Who is installing the water meters? A good friend of FG, Mr Denis OBrien. How OBrien got this gig is questionable at best. A year before the IrishWater tender he bought a company called SiteServ. SiteServ was bust and owed €100 million to Anglo. Other companies offered more money, but for some reason OBrien got his hands on it. Then hey presto, SiteServ’s debt was written off, this means that the debt was moved to the taxpayer. Then another hey presto, SiteServ gets the contract to install water meters. It’s not known how much SiteServ is being paid for this, even though it’s our money being used to do it.

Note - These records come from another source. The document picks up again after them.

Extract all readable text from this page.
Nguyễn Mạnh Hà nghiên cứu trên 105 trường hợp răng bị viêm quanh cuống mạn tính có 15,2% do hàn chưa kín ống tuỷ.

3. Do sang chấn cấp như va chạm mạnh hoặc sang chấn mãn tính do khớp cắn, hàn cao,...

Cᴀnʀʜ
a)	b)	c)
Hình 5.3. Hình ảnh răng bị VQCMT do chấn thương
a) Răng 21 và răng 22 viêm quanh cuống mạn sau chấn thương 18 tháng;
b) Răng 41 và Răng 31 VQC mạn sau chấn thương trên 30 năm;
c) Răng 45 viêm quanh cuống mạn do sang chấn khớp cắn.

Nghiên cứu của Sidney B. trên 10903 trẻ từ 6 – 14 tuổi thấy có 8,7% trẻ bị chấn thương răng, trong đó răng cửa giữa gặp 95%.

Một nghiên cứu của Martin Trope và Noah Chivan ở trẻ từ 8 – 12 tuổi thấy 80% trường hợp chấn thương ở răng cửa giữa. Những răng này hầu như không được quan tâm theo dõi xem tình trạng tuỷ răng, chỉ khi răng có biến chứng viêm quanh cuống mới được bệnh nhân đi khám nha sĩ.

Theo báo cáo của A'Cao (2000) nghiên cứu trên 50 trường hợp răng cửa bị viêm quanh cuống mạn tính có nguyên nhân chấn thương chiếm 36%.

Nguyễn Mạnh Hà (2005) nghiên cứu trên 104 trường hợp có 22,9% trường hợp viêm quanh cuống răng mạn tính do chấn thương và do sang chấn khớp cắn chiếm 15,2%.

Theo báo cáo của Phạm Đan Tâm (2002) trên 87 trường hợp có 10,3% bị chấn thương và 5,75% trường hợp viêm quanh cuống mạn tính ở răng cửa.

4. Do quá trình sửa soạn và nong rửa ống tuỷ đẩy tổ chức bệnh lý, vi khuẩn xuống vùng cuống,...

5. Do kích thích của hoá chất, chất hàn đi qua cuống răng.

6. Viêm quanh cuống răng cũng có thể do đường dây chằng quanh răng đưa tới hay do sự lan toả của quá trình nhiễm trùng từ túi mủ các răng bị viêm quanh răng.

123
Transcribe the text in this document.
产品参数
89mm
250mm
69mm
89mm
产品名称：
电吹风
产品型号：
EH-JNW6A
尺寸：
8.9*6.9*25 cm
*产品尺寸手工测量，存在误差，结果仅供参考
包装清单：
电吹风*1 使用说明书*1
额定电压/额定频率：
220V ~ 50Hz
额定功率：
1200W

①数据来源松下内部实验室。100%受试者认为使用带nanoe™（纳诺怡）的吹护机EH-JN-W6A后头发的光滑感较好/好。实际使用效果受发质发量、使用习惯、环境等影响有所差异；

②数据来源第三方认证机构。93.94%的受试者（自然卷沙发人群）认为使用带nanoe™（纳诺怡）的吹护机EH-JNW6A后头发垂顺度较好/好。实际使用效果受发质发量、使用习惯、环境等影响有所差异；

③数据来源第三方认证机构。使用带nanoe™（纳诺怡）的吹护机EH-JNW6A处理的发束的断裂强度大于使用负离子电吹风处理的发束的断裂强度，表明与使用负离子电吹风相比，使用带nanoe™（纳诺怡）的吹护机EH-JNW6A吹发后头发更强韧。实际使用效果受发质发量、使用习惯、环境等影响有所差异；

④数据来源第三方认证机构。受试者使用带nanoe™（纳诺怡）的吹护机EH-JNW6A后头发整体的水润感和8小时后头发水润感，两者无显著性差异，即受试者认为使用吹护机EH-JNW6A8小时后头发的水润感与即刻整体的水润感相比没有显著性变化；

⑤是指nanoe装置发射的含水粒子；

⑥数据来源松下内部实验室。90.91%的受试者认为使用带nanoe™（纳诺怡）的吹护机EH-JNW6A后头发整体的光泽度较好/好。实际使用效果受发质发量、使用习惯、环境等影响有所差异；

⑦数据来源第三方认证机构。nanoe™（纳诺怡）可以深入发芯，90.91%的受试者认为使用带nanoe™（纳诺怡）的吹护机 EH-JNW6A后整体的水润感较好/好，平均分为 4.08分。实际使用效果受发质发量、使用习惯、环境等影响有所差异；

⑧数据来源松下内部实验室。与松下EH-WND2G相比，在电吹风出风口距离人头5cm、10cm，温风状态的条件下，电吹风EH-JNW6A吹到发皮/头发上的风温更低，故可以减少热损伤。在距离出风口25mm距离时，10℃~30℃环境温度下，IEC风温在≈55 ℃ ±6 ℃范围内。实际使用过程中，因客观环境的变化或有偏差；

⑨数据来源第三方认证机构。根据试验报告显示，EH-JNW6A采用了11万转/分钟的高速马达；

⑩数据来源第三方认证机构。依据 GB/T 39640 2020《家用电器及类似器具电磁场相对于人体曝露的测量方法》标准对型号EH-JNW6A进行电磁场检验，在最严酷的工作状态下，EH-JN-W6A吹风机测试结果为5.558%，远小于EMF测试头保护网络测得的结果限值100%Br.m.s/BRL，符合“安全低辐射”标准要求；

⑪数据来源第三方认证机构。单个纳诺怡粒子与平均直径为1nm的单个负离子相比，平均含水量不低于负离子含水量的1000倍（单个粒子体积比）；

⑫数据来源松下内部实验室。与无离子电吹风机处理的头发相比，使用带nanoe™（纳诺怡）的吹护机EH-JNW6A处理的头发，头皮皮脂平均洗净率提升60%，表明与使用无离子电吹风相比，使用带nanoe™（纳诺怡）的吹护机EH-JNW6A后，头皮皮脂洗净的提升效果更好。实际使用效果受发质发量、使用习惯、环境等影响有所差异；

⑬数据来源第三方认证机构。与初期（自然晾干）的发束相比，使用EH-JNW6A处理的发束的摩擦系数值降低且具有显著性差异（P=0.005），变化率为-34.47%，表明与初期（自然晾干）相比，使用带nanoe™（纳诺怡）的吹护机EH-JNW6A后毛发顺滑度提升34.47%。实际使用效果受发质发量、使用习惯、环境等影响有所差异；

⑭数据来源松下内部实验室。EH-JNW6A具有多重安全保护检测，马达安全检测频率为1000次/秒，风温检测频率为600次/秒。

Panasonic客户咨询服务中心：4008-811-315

The government and IrishWater tell us that water is a precious resource. Despite what the government and IrishWater want you to believe, we are not stupid and we know that water is precious. How many houses, bars or restaurants do you go into and see all the taps turned on wasting water? Almost none. The vast majority of people don’t waste water. Instead of spending €50 million on consultants, surely a public information campaign on how to conserve water would have been more appropriate? Maybe a subsidy to all households to have outside water containers to trap rainwater to be used for purposes where non treated water is required? No, instead they start with the usual bullying tactics demanding money and data. IrishWater is nothing to do with conserving water, it’s about lining the pockets of rich politicians, civil servants and their friends.
IrishWater spent millions on state of the art IT systems, we were told that this was needed to make it a world class company (in reality it’s so it can be sold off quicker). Yet, somehow in the first month of sending out its information packs it accidentally send out over 6000 letters with compromised personal data. Personal data from one person send to another, a data breach.
Can you honestly trust this collection of people with another of our most precious resources, personal data?